Adherence to preventive medications: predictors and outcomes in the Diabetes Prevention Program

Abstract

Objective: To evaluate barriers to and strategies for medication adherence and predictors of adherence and the primary outcome in the Diabetes Prevention Program (DPP).

Research design and methods: Within a randomized, controlled primary prevention study for type 2 diabetes, we collected data on study medication adherence, its predictors, and health outcomes in 27 clinical centers across mainland U.S. and Hawaii. Medication arm participants included 2,155 adults with impaired glucose tolerance randomly assigned to either metformin or matched placebo treatment arms. Structured interviews were used to promote medication adherence and to collect data regarding adherence. Adherence was measured by pill count. The primary DPP outcome of type 2 diabetes was assessed by fasting plasma glucose and oral glucose tolerance test.

Results: Older age-groups were more adherent than the youngest group (P = 0.01) in the metformin group. The most frequently reported barrier to adherence was "forgetting" (22%). Women reported more adverse effects of metformin (15 vs. 10%, P = 0.002) in the metformin group. Odds of nonadherence increased as participants reported more than one barrier (odds ratio 19.1, P < 0.001). Odds of adherence increased as participants reported multiple strategies to take medication (2.69, P < 0.0001). There was a 38.2% risk reduction for developing diabetes for those adherent to metformin compared with those adherent to placebo (P < 0.0003).
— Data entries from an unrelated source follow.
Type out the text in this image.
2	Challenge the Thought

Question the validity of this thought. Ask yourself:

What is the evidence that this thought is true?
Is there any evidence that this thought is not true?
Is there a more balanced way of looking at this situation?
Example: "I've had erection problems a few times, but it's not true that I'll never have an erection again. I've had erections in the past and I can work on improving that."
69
Conclusions: DPP medication adherence results are unique in primary prevention for a chronic disease in a large multiethnic sample. Our finding that adherence was associated with risk reduction for diabetes supports the development of brief interventions in clinical settings where medication adherence is a challenge.

Figure 1

Comparison of barriers and strategies to adherence in DPP medication groups, placebo (A and C) and metformin (B and D). Significant difference between the two groups in barriers exists in “No barriers” and “Adverse effects.” Percent of barriers changed over time except “Forgets” in the metformin group. There were no significant differences in the strategies between the two groups. However, over time, percentages of each strategy changed (P < 0.05). *P < 0.001 treatment effect; †P < 0.05 time effect.